Nel dicembre del 2016 Matteo Renzi era in difficoltà. Aveva perduto il referendum per la riforma costituzionale e aveva lasciato la presidenza del Consiglio. Restava però il capo del suo partito, e quindi del centrosinistra, e i sondaggi davano il Pd tra il 28 e il 35 per cento, stabilmente primo partito con un discreto vantaggio sui 5 Stelle. A fine dicembre esplose il caso Consip. A febbraio nel caso Consip fu coinvolto il padre di Renzi: Tiziano. Il caso Consip partiva dalla Procura di Napoli e finché non arrivò a Roma fu montato attraverso i giornali, ai quali venivano forniti tutti i documenti riservati e le ipotesi di indagine.

Iniziò il Fatto Quotidiano, con un buon numero di scoop. Politica, stampa, giustizia: tre domande ( forse) inutili

Diede anche notizia di alcune informative preparate dal capitano dei carabinieri Scafarto, che poi risultarono false e che lasciavano capire che Renzi, da Presidente del Consiglio, si era interessato degli affari di Consip, o direttamente o attraverso suo padre, per favorire l’imprenditore napoletano Romeo.

Il Fatto fu seguito a ruota da molti altri giornali. Quelli che in genere sprezzantemente - Il Fatto chiama “Giornaloni”. Vennero pubblicate intercettazioni vietatissime.

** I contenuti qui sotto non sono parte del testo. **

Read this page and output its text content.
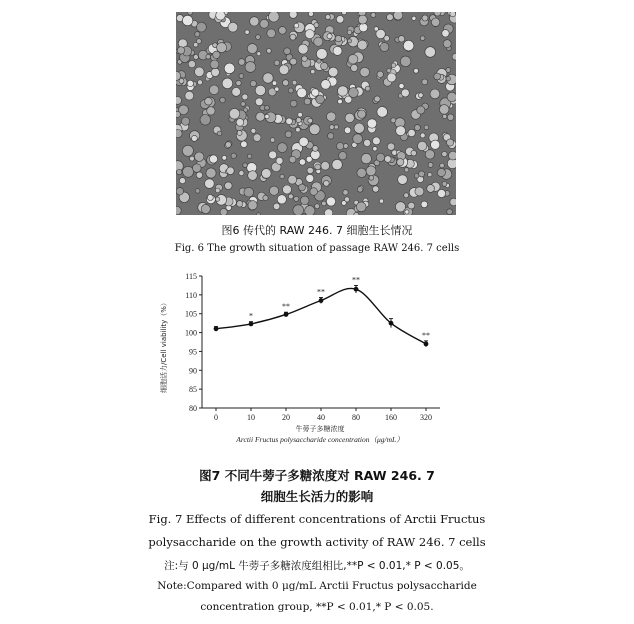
图6 传代的 RAW 246. 7 细胞生长情况
Fig. 6 The growth situation of passage RAW 246. 7 cells
80
85
90
95
100
105
110
115
0	10	20	40	80	160	320
*
**
**
**
**
细胞活力/Cell viability（%）
牛蒡子多糖浓度
Arctii Fructus polysaccharide concentration（μg/mL）
图7 不同牛蒡子多糖浓度对 RAW 246. 7
细胞生长活力的影响
Fig. 7 Effects of different concentrations of Arctii Fructus
polysaccharide on the growth activity of RAW 246. 7 cells
注:与 0 μg/mL 牛蒡子多糖浓度组相比,**P < 0.01,* P < 0.05。
Note:Compared with 0 μg/mL Arctii Fructus polysaccharide
concentration group, **P < 0.01,* P < 0.05.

Quelle dei colloqui tra Matteo Renzi e suo padre, e soprattutto quelle tra il padre di Renzi e il suo avvocato (questa circostanza ha pochissimi precedenti nei paesi democratici). Ieri si è saputo che la Procura ha chiesto l’archiviazione per il padre di Renzi. Non c’entra niente. Nessun reato.

Oggi, però, Renzi non è più capo del Pd, è stato travolto. E’ stato travolto, in gran parte, proprio per via dello scandalo Consip. Cioè: per la campagna di stampa. Il Pd ha anche perso molti voti. In poco più di un anno quasi la metà del suo elettorato. La caduta del Pd in gran parte è stata causata dalla perdita di credibilità di Renzi. Il caso Consip ha fatto la parte del leone in questa vicenda.

E’ la lotta politica, bellezza, direbbe Humphrey Bogart.

Tanto di cappello al Fatto Quotidiano che è riuscito, sul niente - grazie anche all’aiuto di qualche infiltrato nella Procura di Napoli che gli ha fornito le notizie, quelle vere e quelle false - a costruire una campagna di stampa gigantesca, la miglior campagna di stampa - se giudicata sulla base dei risultati - dagli anni cinquanta.

Per trovare un precedente forse bisogna tornare al famoso affare Montesi, che appunto è del 1953- 54, quando uno scandalo - che riguardava la morte di una ragazza: Wilma Montesi - travolse il successore di De Gasperi, Attilio Piccioni.

Quella volta lo schema familiare era invertito: il padre fu colpito attraverso il figlio, Piero, musicista di prestigio, che fu accusato di aver partecipato a un festino a Torvaianica nel corso del quale sarebbe morta la giovane Montesi. Tutto falso. nel senso che Piero Piccioni non era a nessun festino e che non c’entrava assolutamente niente con la morte di Wilma. Ma ci volle qualche anno per stabilirlo, e intanto Piero si era fatto un po’ di prigione e Attilio era scomparso dalla vita politica. Per sempre.

Ripartiamo da qui. Per porci solo tre domande.

Prima domanda: nella lotta politica quel che conta è il risultato, e i mezzi non sono censurabili mai, anche quando i mezzi sono la menzogna e l’uso illegale delle fonti?

Seconda domanda: il giornalismo migliore è quello che mette al primo posto il risultato politico e al risultato politico subordina l’informazione e la verità?

Terza domanda: la macchina della giustizia funziona meglio se rinuncia alla riservatezza e usa la fuga delle notizie per avere i giornali amici e dunque più possibilità di riuscire?

Ho posto queste domande in modo fazioso, me ne rendo conto, sollecitando le risposte che vorrei. Si fa sempre così. Però provate a prendere sul serio le domande, perché può anche darsi che in molti, forse la maggioranza, vogliano dare a queste domande una risposta realistica, cioè tre sì: sì, la lotta politica non guarda ai mezzi; sì, il giornalismo vero è solo quello vincente; sì, la magistratura deve saper usare la stampa.

Io resto aggrappato alla speranza che non sia per tutti così. Una speranza sottile sottile.